There is quite a bit of research demonstrating an anti-science bias within the Republican Party and we have reported on it in the past.
Illuminate: "In just the last year the share of Republicans and Republican leaning independents who say the effect of science on society has been positive is down 13% from 70% to 57%. Democrats overwhelmingly [78%] believe that science plays a positive role in America and that hasn't waned during the pandemic."
However, new research conducted by Austin C Kozlowski of the University of Chicago, reported in the Journal Social Forces last week, found that moral [religious] and economic conservatives within the GOP differ substantially on the role science should have in the nation. He also found that as conservative Christians gained greater influence in the GOP over the last 20 years, confidence in science waned throughout the Party.

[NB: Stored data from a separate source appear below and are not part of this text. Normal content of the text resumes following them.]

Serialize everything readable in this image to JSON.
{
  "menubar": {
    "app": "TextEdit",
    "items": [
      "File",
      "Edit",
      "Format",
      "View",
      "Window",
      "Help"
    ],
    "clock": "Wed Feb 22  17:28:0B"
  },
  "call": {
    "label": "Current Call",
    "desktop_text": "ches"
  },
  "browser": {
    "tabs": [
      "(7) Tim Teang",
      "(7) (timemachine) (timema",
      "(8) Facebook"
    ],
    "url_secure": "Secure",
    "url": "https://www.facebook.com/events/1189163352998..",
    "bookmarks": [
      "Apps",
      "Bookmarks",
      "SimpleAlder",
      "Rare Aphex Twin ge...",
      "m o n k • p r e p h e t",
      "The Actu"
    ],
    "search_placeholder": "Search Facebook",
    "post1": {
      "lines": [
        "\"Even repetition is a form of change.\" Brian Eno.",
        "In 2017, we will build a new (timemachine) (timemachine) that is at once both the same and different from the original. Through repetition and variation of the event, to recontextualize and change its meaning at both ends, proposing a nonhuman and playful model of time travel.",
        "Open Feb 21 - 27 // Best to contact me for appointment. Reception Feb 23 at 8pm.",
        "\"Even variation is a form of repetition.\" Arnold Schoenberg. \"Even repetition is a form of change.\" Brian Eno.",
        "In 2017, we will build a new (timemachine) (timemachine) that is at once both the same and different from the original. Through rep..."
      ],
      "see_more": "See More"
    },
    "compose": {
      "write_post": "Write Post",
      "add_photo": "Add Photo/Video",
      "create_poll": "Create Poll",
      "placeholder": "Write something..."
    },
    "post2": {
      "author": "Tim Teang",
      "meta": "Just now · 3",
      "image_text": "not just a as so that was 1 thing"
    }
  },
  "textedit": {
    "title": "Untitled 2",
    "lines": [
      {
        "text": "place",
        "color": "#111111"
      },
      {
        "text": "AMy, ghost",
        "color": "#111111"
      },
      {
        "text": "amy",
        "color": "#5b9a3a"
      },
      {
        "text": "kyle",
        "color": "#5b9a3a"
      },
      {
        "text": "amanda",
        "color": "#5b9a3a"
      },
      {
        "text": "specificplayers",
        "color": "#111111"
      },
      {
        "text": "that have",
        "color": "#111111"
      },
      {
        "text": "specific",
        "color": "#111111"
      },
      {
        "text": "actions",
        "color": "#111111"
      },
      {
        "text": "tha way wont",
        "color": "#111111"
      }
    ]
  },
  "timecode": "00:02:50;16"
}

How Conservatives Lost Confidence in Science: The Role of Ideological Alignment in Political Polarization: "Using data from the General Social Survey from 1984 to 2016, ... I find that moral conservatives exhibited low confidence in scientists before any substantial division existed between self-identified political conservatives and liberals on this issue. However, as moral conservatism increasingly consolidated under the label of political conservatism, a negative association between political conservatism and confidence in the scientific community emerged. Economic conservatives, by contrast, previously held disproportionately high confidence in scientists, but this positive relationship wanes in the beginning of the twenty-first century."
The result of this shift is apparent in other research as well. Religious conservatives [white evangelicals mostly] found a home in the Republican Party during the Reagan administration and have been rebranding the GOP as America's religious party with an anti-science bias to accommodate their strict biblical interpretations; out with Darwin and the Big Bang and in with "Intelligent Design," gay conversion therapy, and the "War on Christmas." This is fueling the political realignment in America with suburban college educated voters migrating to the Democratic Party and rural white evangelicals without a college education joining the GOP. Former President Donald Trump's extreme and sometimes bizarre views on science, especially regarding climate change and the coronavirus pandemic, exacerbated the effect.